Поясню эти вводные тезисы. Своими религиозно-философскими основаниями Серебряный век обязан двум предтечам – В. Соловьёву и Ф. Ницше (оба скончались в 1900 году), наследие которых было истолковано весьма своеобразно. Ведущие мыслители обсуждаемой эпохи признавали в Соловьёве нового пророка, тайнозрителя библейской Софии Премудрости Божией, провозвестника второго Христова пришествия и новой эры в христианстве. Мистический опыт Соловьёва, который он интерпретировал как явления ему Божественной Софии и положил в основу своей «свободной теософии», его младшие современники расценили как новое откровение. Мережковские и Вяч. Иванов, ставшие софиологами Флоренский и Булгаков, также софиолог и антропософ Андрей Белый, экзистенциалист Бердяев: укажу только на ключевые фигуры среди сонма тех, кто видел свое призвание в раскрытии частных смыслов соловьёвского откровения. Вместе с космическим женским ликом Соловьёв созерцал в египетской пустыне все мироздание («Три свидания») – его последователи на разные лады развивали проблему святой твари,
одухотворенной мировой плоти, полемизируя при этом с историческим христианством («мир лежит во зле» (I Ин 5, 19)). В связи с софийным единством Божьего творения Соловьёв выдвинул на первый план идею Вселенской Церкви, – и именно эта идея сделалась главным проектом эпохи. В христианстве Соловьёва отчетливо присутствует культ Софии – «женского» (в метафизическом смысле) дополнения Бога Творца; и вот, в антропологию Серебряного века вторгается проблема пола\ изощренные спекуляции на этот счет, вместе с тонкими психологическими наблюдениями, думается, оставили позади психоанализ Фрейда, развивавшийся одновременно. И я уже не говорю о значении платонической эстетики Соловьёва, не только вдохновившей создателей эстетики символистской: ведь символизм сделался, действительно, «миропониманием» (Андрей Белый), признающим реальность мира духовного, а вместе с тем – методом русской герменевтики, сыгравшей важную роль в философствовании рассматриваемой эпохи[144].Религиозное воззрение Соловьёва – преимущественно авраамической, так сказать, природы: христианство в нем существенно восполнено концептами ветхозаветными (София Соломоновых книг), и наряду с иудаизмом (также и гностической Каббалой), русский философ-основоположник имел интерес к исламу.
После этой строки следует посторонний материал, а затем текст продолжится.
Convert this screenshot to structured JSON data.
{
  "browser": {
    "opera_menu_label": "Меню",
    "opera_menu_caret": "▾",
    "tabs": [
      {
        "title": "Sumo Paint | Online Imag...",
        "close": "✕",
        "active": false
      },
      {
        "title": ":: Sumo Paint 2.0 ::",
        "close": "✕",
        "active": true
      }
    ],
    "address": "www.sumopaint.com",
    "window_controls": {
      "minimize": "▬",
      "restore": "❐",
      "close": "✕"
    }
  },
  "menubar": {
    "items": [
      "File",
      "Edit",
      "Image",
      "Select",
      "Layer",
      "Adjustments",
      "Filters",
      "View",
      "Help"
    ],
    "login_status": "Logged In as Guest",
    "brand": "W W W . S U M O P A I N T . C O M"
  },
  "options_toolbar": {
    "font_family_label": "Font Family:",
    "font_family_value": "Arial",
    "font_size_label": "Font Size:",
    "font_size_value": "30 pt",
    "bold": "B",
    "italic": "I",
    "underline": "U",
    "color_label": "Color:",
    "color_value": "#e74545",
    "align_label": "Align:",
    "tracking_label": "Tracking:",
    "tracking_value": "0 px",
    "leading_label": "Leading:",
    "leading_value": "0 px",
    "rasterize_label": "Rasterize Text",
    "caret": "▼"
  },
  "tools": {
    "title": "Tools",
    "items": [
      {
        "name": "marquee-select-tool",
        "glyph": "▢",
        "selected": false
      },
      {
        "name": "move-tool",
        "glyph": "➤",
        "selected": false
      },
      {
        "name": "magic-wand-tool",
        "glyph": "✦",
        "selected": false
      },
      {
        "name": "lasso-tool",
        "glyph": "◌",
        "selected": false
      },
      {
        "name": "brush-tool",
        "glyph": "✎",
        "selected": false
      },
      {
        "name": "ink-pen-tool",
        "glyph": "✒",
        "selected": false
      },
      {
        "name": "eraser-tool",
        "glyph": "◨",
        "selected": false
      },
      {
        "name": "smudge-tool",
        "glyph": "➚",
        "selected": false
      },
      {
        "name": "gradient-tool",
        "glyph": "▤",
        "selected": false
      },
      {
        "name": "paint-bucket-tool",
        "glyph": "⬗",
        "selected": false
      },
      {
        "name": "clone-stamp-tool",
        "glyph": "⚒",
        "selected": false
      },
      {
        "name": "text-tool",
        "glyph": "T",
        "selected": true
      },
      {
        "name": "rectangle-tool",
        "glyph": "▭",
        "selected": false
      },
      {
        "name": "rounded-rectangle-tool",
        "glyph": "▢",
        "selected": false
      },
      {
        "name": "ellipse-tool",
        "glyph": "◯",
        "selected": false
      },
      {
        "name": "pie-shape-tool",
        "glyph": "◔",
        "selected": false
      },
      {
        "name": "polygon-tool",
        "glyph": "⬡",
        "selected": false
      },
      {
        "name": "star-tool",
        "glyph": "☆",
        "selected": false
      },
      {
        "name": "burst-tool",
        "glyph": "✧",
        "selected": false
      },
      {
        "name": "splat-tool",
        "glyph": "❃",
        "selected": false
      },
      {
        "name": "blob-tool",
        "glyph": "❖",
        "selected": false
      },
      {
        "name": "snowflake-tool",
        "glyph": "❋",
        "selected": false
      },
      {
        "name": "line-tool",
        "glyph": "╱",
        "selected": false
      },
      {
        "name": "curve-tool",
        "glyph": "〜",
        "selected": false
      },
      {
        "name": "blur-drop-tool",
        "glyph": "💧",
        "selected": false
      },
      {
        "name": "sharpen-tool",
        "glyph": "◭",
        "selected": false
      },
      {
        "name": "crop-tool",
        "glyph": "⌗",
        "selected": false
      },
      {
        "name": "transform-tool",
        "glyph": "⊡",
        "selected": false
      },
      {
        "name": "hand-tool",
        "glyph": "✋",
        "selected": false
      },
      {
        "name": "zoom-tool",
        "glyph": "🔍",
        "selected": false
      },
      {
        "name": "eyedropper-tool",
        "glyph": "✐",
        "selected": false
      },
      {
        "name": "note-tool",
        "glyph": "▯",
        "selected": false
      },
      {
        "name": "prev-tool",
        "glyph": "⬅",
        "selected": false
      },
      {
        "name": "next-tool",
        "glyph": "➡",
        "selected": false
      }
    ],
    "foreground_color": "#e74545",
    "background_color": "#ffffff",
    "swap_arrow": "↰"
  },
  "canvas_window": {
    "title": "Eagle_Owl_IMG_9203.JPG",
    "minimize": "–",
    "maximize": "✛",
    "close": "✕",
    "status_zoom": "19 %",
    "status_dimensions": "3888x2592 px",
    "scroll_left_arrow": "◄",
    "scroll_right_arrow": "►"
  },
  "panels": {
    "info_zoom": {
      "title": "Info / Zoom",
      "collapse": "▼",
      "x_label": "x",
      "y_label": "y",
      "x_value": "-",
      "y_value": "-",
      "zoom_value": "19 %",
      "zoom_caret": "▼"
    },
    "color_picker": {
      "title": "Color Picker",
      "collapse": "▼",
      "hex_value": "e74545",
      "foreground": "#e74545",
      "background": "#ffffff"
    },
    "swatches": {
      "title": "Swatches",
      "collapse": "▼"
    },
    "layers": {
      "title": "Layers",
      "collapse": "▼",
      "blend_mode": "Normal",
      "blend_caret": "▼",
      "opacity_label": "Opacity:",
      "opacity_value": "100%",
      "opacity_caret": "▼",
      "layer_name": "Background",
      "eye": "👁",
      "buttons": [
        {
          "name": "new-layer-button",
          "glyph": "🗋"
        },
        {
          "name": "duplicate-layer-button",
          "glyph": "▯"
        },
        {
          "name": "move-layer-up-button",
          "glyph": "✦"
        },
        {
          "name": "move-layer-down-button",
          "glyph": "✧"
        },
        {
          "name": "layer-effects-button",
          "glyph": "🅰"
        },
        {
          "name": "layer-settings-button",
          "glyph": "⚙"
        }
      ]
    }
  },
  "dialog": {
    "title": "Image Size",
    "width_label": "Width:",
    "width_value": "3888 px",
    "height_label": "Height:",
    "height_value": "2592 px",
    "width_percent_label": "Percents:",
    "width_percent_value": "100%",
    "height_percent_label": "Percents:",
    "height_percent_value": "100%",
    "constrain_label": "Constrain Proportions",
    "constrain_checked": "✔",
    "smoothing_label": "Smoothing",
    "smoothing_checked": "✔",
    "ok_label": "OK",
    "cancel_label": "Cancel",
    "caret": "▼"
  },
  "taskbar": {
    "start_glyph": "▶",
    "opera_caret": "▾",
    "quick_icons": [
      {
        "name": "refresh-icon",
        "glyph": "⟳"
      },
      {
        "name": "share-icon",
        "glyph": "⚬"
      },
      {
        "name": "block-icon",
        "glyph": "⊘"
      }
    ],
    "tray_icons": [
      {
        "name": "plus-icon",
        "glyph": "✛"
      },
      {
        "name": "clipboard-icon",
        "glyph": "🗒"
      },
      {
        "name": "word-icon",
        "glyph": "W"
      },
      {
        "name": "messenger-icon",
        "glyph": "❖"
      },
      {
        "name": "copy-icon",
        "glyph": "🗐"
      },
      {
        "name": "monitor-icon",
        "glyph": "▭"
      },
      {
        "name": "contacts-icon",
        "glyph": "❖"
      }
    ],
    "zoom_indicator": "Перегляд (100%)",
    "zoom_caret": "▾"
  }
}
Греческая античность привнесла в его мышление один платонизм, – тогда как Серебряный век, наряду с Платоном, ассимилировал (правда, в уже перетолкованном виде) также и греческую трагедию. Послесоловьевская философия Серебряного века вся стоит под знаком трагедии,
тогда как сам Соловьёв – фигура загадочная и порой мрачная – трагизма при этом лишен. Здесь он христиански-традиционен: ведь христианство, будучи религией Креста, вместе с тем нетрагично – воскресение Христово это отнюдь не аристотелевский катарсис, но действительный и великий happy end. Трагизм в Серебряный век вошел не через Соловьёва, но благодаря его второму предтече – Ницше. Как Соловьёва, также и Ницше творцы Серебряного века восприняли в качестве носителя нового откровения, больше чем пророка – как боговидца (Иванов считал, что Ницше пережил встречу с Дионисом), святого (Лев Шестов), второго Христа (Андрей Белый). Принять вызов Ницше, признать бессилие всех христианско-гуманистических аргументов, рушащихся под ударами философского молота, – и сохранить при этом верность Христу, заветам отцов: такая, очевидно, парадоксальная задача встала перед религиозно-философским сознанием эпохи. Решением ее сделалось постницшевское христианство со всей его идейной утонченностью, изощренной игрой с добром и злом, с категориями богословия, – с то ли серьезным, то ли маскарадным демонизмом, когда, кощунствуя, не отпускают все же Христовой ризы…[145] Вся трудно уловимая неповторимость, глубина и, если угодно – декадентская пикантность этой элитной, оранжерейной эпохи обусловлена чудовищной невероятностью этого синтеза – Ницше и Библии, Диониса и Церкви, святости и сладострастия.